Astronomical censoring problems often differ from those
encountered in ordinary survival applications is various ways:
censoring is not restricted to a single dependent variable but can
occur anywhere in the multivariate dataset; a point can be
simultaneously censored in several properties; distance-dependent
censoring produce non-random censoring patterns; detected points have
heteroscedastic measurement errors; the censored values are imprecise
because they are based on the measurement errors. Despite these
problems, survival methods are often used because they overcome much of
the bias due to nondetections.
Dataset
Here we present a censored dataset from stellar astronomy
where the authors seek differences in the properties of stars that do
and do not host extrasolar planetary systems. It had already been
established that the probability of finding a planet is a steeply
rising function of the star's metal content, but it was unclear whether
this arises from the metallicity at birth or from later accretion of
planetary bodies. This study focuses on the abundances of the
light elements beryllium (Be) and lithium (Li) that are thought to be
depleted by internal stellar burning, so that excess Be and Li should
be present only in the planet accretion scenario of metal
enrichment.
The dataset and figures below are obtained
from the following paper:
Are beryllium abundances anomalous in stars with
giant planets? N. C. Santos, G. Israelian, R. J. García
López, M. Mayor, R. Rebolo, S. Randich, A. Ecuvillon, and C. Domínguez
Cerdeña; Astronomy & Astrophysics, 437, 1086-1096 (2004)
The columns of the dataset are:
- Star name
- Sample. Type=1 indicates planet-hosting stars.
Type=2 is the control sample
- Teff (in degrees Kelvin) stellar surface
temperature
- log N(Be), log of the abundance of beryllium scaled to the
Sun's abundance (i.e. the Sun has log N(Be)=0.0).
- Measurement error to log N(Be) based on model-fitting of
the observed stellar spectrum
- log N(Li), log of the abundance of lithium scaled to the
Sun's abundance
The dataset consists of 39 stars known to host planets
(plotted as
filled circles) and 29 stars in a control sample (open circles).

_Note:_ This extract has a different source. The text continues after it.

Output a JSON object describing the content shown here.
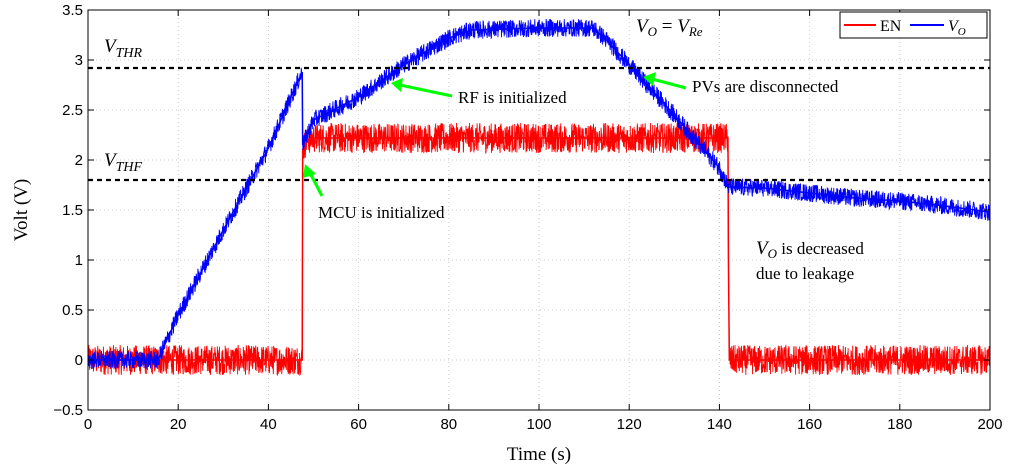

Due to internal stellar processes, Be abundances are correlated with
stellar mass which is traced by stellar surface temperature ("effective
temperature" or Teff). Regression lines of the
detections only
(top panel) show a slight elevation in Be abundance for planet hosting
stars, but this difference evaporates when a Buckley-James regression
line is considered that includes the effects of censoring (bottom
panel).
The scatter plot below shows that Be and Li abundances are
interdependent in a complicated fashion, but little difference is seen
between the planet-hosting and control samples.
Statistical exercises
- Use standard univariate survival analysis methods to
onstruct Kaplan-Meier distributions of Be and Li abundances for the
planet-hosting and control samples. Find means and medians, and
apply two-sample tests for differences.
- Perform the same but with heteroscedastic weighting for the
Be abundances.
- Apply bivariate correlation tests and linear regressions to
the Be-vs-Li plots shown above. Note that ASURV implements the
Brown, Hollander & Korwar generalized Kendall's tau that permits
censoring in both variables.
- Extend bivariate survival methods to the multivariate
case. See the Akritas & Siebert trivariate partial
correlation coefficient for multiply censored data based on
Kendall's tau.
|